To work past this and show that you are engaged in the meeting, be present in the meeting, stay focused on the screen, nod your head in agreement, smile when something wonderful or funny is said, be comfortable, but don’t be so comfortable that it appears you may fall asleep.
3. Knowing when to talk
Many of us have difficulty finding the moment to speak. It’s not that we don’t have things to say; we simply don’t want to interrupt someone else. Knowing when to talk gets increasingly difficult as the number of people in the meeting grows. If you are a meeting moderator, you can choose to call on people one at a time to contribute, ensuring that everyone is provided with the opportunity to share.

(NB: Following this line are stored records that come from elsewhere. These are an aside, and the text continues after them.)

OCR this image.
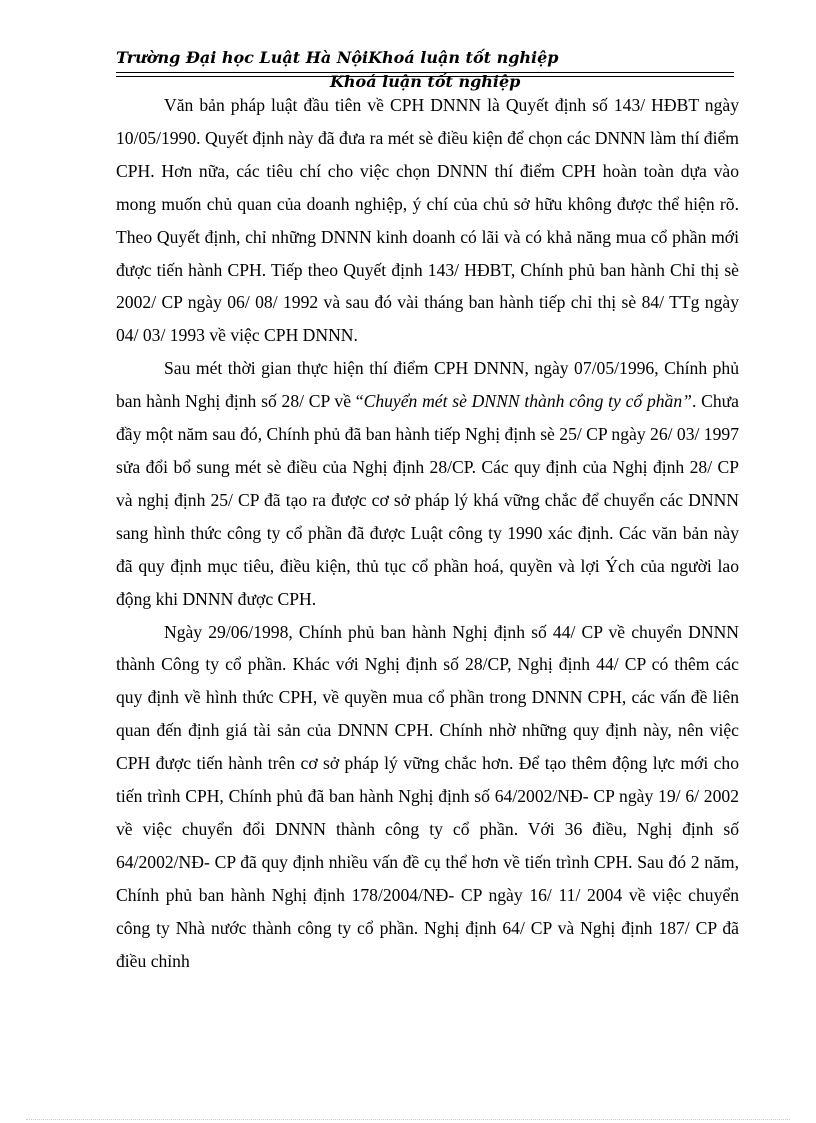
Trường Đại học Luật Hà NộiKhoá luận tốt nghiệp
Khoá luận tốt nghiệp

Văn bản pháp luật đầu tiên về CPH DNNN là Quyết định số 143/ HĐBT ngày 10/05/1990. Quyết định này đã đưa ra mét sè điều kiện để chọn các DNNN làm thí điểm CPH. Hơn nữa, các tiêu chí cho việc chọn DNNN thí điểm CPH hoàn toàn dựa vào mong muốn chủ quan của doanh nghiệp, ý chí của chủ sở hữu không được thể hiện rõ. Theo Quyết định, chỉ những DNNN kinh doanh có lãi và có khả năng mua cổ phần mới được tiến hành CPH. Tiếp theo Quyết định 143/ HĐBT, Chính phủ ban hành Chỉ thị sè 2002/ CP ngày 06/ 08/ 1992 và sau đó vài tháng ban hành tiếp chỉ thị sè 84/ TTg ngày 04/ 03/ 1993 về việc CPH DNNN.

Sau mét thời gian thực hiện thí điểm CPH DNNN, ngày 07/05/1996, Chính phủ ban hành Nghị định số 28/ CP về “Chuyển mét sè DNNN thành công ty cổ phần”. Chưa đầy một năm sau đó, Chính phủ đã ban hành tiếp Nghị định sè 25/ CP ngày 26/ 03/ 1997 sửa đổi bổ sung mét sè điều của Nghị định 28/CP. Các quy định của Nghị định 28/ CP và nghị định 25/ CP đã tạo ra được cơ sở pháp lý khá vững chắc để chuyển các DNNN sang hình thức công ty cổ phần đã được Luật công ty 1990 xác định. Các văn bản này đã quy định mục tiêu, điều kiện, thủ tục cổ phần hoá, quyền và lợi Ých của người lao động khi DNNN được CPH.

Ngày 29/06/1998, Chính phủ ban hành Nghị định số 44/ CP về chuyển DNNN thành Công ty cổ phần. Khác với Nghị định số 28/CP, Nghị định 44/ CP có thêm các quy định về hình thức CPH, về quyền mua cổ phần trong DNNN CPH, các vấn đề liên quan đến định giá tài sản của DNNN CPH. Chính nhờ những quy định này, nên việc CPH được tiến hành trên cơ sở pháp lý vững chắc hơn. Để tạo thêm động lực mới cho tiến trình CPH, Chính phủ đã ban hành Nghị định số 64/2002/NĐ- CP ngày 19/ 6/ 2002 về việc chuyển đổi DNNN thành công ty cổ phần. Với 36 điều, Nghị định số 64/2002/NĐ- CP đã quy định nhiều vấn đề cụ thể hơn về tiến trình CPH. Sau đó 2 năm, Chính phủ ban hành Nghị định 178/2004/NĐ- CP ngày 16/ 11/ 2004 về việc chuyển công ty Nhà nước thành công ty cổ phần. Nghị định 64/ CP và Nghị định 187/ CP đã điều chỉnh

As a participant, you can raise your hand and turn your microphone on to signal to the group that you would like to say something. You can also use the built-in chat features to share your information, ask questions, or let the moderator know you would like to contribute to the conversation.
Where do you look?
When we speak with people, we look them in the eye, and most of us have developed the habit of doing the same on the computer screen. While we feel like we are paying attention and looking people in the eye, we actually aren’t. When we are in virtual meetings, the key is to speak to the camera lens, which is easier said than done. If you want to improve your virtual meeting skills, practice this one until it becomes familiar to you. Mastering this skill will showcase your confidence and visually indicate that you are actively engaged in the meeting.